Entah apa yang diperbuat orang ini, seperti dia bisa
menaklukan kemarahan nenek tua ini. Aku hanya ingat dia memegang pergelangan
tanganku dan menarik nenek yang bersemayam di tangan kiriku. Aku hanya
menatapnya datar. Ia memberikan senyuman padaku. Aku sebenarnya tidak bersikap
sinis, hanya kesadaranku sedikit belum pulih, dan aku juga masih bertanya-tanya
bagaimana orang ini bisa membantuku dengan mudah.
Nenek tua ini sama sekali tidak berbahaya, dia hanya iseng
mengikutiku.
“apa kamu pernah pergi ke hutan atau daerah yang banyak
pohon-pohon rindangnya?” Tanya pria yang tidak terlalu tua ini dengan pakaian
kaus berkerah warna merah.
Aku mulai mengingat-ingat apa saja yang sudah aku lalui.
Kemana saja aku pergi. Tetapi, aku rasa aku tidak pernah pergi ketempat yang
seperti dikatakan pria ini. Atau si nenek hanya sedang menipunya dengan
mengatakan hal itu padanya. Dia sungguh
makhluk yang penuh tipu daya. Atau sesungguhnya pria ini hanya mengarang saja.
Aku sebenarnya hanya teringat bagaimana dulu mama pernah
memaksaku berobat pada seseorang yang aku tidak sukai. Ntah mengapa aku sangat
membenci dia, padahal kami belum pernah bertemu. Jelas saja, aku benci, aku
tidak suka hal-hal gaib bodoh. Aku tidak suka dia hanya ingin membodohi mamaku saja.
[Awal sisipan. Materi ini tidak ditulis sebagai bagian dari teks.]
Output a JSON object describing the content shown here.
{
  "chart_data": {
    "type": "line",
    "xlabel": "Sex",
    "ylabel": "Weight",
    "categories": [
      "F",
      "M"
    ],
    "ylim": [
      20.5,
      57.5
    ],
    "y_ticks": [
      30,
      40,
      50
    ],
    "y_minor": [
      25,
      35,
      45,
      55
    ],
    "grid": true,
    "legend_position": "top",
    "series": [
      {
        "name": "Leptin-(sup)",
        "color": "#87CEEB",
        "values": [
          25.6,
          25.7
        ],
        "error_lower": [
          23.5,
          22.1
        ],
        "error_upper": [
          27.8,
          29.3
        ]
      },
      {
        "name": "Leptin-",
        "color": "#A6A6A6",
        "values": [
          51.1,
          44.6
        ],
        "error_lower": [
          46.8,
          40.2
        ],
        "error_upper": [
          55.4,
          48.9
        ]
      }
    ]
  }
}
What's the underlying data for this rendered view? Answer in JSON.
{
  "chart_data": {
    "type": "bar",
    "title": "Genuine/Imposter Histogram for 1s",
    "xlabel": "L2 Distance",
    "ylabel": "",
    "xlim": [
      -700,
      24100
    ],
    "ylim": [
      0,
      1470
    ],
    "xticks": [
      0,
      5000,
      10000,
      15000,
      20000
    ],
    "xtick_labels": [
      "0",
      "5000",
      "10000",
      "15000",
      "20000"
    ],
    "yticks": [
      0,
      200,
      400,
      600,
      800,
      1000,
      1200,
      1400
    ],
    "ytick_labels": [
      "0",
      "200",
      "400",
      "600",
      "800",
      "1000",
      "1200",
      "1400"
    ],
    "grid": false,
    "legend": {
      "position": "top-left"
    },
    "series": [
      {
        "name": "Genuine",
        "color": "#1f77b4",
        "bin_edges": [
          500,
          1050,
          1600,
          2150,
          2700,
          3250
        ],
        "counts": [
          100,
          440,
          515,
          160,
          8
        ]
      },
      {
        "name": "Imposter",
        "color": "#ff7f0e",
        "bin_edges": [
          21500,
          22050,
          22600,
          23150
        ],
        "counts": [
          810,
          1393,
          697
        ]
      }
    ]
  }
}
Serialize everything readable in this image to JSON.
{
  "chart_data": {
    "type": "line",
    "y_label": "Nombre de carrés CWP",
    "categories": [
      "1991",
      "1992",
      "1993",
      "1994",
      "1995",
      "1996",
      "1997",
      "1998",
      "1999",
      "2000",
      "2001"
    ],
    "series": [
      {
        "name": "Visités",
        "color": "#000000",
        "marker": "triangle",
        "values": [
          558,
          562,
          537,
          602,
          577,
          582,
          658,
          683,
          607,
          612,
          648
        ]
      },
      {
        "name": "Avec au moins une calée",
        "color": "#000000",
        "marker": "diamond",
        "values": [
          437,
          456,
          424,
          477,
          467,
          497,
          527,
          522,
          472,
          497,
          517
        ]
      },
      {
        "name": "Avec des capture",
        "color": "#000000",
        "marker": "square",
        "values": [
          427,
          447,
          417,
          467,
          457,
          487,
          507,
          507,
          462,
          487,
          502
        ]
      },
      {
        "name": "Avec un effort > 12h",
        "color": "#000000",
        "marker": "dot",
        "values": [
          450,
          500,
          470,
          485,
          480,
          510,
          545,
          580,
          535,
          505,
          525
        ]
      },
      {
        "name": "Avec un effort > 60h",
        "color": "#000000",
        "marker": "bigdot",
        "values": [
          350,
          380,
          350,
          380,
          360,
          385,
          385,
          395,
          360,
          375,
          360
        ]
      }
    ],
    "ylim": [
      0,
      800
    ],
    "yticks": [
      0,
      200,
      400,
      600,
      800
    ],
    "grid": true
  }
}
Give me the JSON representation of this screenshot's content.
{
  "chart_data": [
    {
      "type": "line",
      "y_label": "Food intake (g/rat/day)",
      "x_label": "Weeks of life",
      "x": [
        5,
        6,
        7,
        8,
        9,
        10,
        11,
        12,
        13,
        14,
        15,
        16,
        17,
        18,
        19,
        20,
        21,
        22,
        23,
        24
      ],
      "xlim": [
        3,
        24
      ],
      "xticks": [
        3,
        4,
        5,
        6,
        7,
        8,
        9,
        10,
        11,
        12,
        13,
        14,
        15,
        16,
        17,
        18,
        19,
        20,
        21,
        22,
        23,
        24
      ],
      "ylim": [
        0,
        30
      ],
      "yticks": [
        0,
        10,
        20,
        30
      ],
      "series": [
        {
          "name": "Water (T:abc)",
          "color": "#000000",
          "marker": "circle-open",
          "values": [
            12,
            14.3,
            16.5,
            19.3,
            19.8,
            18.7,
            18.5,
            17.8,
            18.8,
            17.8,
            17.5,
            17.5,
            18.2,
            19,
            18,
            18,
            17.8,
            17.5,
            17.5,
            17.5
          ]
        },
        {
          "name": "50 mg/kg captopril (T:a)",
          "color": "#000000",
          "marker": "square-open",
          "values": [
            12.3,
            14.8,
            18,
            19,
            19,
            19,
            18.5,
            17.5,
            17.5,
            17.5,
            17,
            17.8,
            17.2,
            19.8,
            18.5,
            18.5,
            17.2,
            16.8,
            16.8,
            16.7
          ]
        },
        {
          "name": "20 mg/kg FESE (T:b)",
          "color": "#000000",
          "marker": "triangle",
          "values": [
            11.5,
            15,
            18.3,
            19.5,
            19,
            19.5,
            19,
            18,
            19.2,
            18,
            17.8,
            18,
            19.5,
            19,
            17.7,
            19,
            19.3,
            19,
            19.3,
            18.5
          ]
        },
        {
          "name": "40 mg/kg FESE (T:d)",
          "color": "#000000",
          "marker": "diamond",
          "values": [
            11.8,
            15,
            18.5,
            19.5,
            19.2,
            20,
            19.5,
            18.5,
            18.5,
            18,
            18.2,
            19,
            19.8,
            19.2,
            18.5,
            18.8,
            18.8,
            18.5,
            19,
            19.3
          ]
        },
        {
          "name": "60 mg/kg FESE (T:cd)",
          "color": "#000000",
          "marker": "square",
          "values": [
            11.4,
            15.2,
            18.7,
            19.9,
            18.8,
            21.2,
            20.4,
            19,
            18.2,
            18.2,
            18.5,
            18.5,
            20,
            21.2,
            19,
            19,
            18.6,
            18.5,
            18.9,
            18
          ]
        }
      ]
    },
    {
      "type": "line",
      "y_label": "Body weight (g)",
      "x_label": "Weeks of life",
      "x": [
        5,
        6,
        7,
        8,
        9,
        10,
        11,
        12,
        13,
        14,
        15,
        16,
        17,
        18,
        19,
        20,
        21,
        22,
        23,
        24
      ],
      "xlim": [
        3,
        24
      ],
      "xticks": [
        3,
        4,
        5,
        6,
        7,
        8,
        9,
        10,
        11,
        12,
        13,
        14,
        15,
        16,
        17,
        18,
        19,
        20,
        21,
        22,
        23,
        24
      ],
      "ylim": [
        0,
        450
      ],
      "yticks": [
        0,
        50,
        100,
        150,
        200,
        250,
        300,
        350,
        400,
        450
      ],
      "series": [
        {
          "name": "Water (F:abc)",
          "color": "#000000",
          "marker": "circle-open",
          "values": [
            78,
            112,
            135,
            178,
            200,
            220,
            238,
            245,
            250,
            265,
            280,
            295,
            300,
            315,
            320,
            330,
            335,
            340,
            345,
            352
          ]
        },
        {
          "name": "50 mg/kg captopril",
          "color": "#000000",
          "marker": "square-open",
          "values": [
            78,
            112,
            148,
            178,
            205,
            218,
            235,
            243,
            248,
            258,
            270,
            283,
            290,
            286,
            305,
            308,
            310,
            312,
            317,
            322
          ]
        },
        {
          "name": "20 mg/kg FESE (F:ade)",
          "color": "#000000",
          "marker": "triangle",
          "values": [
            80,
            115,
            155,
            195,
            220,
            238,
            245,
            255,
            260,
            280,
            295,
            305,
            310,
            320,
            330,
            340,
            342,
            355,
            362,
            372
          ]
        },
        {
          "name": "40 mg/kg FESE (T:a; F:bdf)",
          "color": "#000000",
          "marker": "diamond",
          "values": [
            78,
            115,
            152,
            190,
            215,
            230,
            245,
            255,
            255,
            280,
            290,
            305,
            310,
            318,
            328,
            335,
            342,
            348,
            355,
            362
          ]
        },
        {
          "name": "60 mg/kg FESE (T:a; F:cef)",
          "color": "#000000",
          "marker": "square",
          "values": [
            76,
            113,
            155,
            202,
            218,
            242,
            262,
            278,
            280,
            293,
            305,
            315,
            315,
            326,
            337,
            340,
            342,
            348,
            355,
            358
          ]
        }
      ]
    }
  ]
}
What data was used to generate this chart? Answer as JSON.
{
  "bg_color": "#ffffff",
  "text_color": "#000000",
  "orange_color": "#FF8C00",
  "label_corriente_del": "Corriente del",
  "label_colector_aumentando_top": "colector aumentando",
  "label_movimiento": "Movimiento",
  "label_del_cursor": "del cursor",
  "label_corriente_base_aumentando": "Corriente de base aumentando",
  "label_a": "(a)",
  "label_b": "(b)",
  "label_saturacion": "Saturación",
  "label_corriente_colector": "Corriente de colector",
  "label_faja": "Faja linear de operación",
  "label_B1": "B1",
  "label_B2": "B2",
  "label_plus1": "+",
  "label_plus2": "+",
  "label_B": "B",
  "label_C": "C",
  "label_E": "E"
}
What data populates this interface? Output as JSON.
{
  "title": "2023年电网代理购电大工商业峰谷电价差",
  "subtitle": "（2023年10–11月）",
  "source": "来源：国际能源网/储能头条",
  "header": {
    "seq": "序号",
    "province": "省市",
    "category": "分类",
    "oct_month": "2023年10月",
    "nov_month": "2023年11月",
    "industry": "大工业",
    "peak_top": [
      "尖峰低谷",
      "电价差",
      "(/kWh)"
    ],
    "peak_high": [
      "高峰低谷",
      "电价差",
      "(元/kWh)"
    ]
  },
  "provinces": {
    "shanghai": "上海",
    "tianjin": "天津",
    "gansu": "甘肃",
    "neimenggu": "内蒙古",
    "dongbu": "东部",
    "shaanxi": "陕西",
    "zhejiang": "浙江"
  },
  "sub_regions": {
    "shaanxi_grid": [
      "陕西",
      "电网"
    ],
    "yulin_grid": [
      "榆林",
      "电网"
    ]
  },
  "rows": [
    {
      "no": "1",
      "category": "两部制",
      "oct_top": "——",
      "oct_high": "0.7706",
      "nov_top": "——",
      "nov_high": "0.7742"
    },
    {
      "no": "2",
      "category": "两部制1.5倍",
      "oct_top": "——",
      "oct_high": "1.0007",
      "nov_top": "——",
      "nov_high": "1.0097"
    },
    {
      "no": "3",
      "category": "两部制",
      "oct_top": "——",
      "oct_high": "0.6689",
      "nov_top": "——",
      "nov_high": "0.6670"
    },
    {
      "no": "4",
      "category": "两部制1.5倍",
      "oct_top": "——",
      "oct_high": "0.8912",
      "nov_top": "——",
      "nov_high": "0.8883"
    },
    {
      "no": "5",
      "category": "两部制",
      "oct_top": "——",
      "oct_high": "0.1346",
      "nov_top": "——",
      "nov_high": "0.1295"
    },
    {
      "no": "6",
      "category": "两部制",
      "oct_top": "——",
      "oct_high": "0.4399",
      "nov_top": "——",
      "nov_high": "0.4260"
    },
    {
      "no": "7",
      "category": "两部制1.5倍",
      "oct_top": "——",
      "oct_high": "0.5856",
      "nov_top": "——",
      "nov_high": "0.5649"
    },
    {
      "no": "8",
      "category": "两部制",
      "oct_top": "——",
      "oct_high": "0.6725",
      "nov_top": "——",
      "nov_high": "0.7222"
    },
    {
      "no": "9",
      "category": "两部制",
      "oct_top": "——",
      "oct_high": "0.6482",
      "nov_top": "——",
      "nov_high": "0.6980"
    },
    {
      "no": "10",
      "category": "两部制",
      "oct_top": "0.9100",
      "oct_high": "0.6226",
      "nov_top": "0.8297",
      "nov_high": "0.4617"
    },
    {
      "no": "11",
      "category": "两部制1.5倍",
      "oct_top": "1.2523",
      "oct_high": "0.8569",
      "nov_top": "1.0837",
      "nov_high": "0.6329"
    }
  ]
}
Bodohnya mamaku yang mempercayai teman-temannya. Aku yang saat itu berusia 9 tahun hanya sakit biasa tetapi dikira
hal-hal gaib. Aku selalu mengingat itu jika bertemu orang-orang yang menurutku
punya mantra-mantra gaib dalam hidupnya.
“kamu melihat ada yang lewat tadi?” Tanya pria itu
“Hmm, Kok bapak tau?” Tanyaku bingung. Jelas saja, dia saja
dari tadi menatapku sama sekali tidak menatap belakang. Sementara anak lelaki
yang aku lihat, lewat di belakangnya.
“Hahaha, kamu sudah sering melihat mereka?” Tanya pria itu
sambil terkekeh.
Aku hanya tersenyum dan menoleh ke arah jendela kamar.
Mungkin ini mengagetkan, ia juga mengetahui wanita rambut panjang dan berjubah
putih yang tengah memerhatikan kami semua diruangan itu.
“Anak ini sudah sering bersentuhan dengan dunia mereka,
pak.” Katanya pada papaku.
“Tapi ini tidak masalah kan pak?” Kata papaku.
“Tidak masalah, dia bisa mengatasi sendiri kok. Ini akan
menjadi hal yang spesial ketika ia menginjak usia 30 atau 40 tahun.” Kata pria
itu sambil tersenyum pada papa dan aku.
Aku hanya terdiam. Aku kembali mengingat kejadian saat aku
berusia 9 tahun. Apa mungkin orang ini juga mengada-ada saja seperti kenalan
mamaku dulu. Ntahlah, aku hanya bisa bersyukur, badanku yang sepertinya remuk
ini masih utuh. Aku bisa tertidur hari ini. Meskipun dengan mata bengkak karena
menangis tidak karuan selama lima jam penuh.